A 'tree' built for colony-nesting waterbirds near a reservoir in Derbyshire, England.
With the Arctic sea ice they depend on melting due to climate change, couldn't polar bears use a few solar-powered floating platforms to help them hunt? And wouldn't a river-going barge covered with plants, shrubs, and small trees provide a nice replacement stop-over for migratory birds that are getting squeezed out of their normal resting places?
Artist Lynne Hull's "Polar Platform" and "Bird Barge" are just concepts right now, but the Colorado-based sculptor has been creating real art installations that double as actual wildlife habitat for more than two decades.
Hull's "client list" includes "hawks, eagles, pine marten, osprey, owls, spider monkeys, salmon, butterflies, bees, frogs, toads, newts, bats, beaver, songbirds, otter, rock hyrax, small desert species, waterfowl, and occasional humans," according to her artist statement. (Thanks to Ecoartspace for tipping us off to Hull's work.)
One of five small desert hydroglyphs scattered like bones down a mostly dry wash in Utah.
She has carved elegant hydroglyphs into the Utah desert that hold up to five gallons of rain or snowmelt, replacing natural water sources for animals that have been taken over by humans. In the forests of Wyoming, Hull has created winter dens for pine martens that mimic the tunnels created by fallen trees in old-growth forests, a habitat declining due to clearcutting. Floating islands covered with native plants serve as "biodiversity 'life rafts'" for aquatic species, while aerial sculptures give hawks, owls, and eagles a safe place to roost and nest "in areas where taking off and landing on older power poles may result in electrocution, or areas where human disturbance may make nesting difficult."

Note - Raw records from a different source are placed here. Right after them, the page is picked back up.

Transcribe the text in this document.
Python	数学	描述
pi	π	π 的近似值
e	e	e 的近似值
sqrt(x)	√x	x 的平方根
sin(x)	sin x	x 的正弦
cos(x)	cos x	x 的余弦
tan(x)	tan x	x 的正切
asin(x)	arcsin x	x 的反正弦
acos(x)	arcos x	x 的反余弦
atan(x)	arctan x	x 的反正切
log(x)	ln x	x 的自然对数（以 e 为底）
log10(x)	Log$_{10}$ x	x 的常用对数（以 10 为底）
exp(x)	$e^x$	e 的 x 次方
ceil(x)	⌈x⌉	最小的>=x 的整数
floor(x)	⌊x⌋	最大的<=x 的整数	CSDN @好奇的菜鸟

An otter haven created along the Green River in Western Wyoming provides a place for the animals to hide until native vegetation grows back along the degraded riverbank.
Over her career thus far in what she calls "trans-species art," Hull has completed projects in 14 states and eight countries, often collaborating with government agencies, including state wildlife departments, the Forest Service, the Bureau of Land Management, and the National Park Service. She taps the knowledge of wildlife experts, such as raptor biologists for the roosts, and secures environmental impact approval to do work on public land.
"I am convinced that the loss of biodiversity is the most important survival challenge that we face as a species... in order to survive, other species need a change in human values and attitudes," Hull told the website artdesigncafé in an interview. "I’ve come to think of my sculptures as eco-atonement for the loss of wildlife that humans have caused... I hope that my work offers models for more equitable solutions."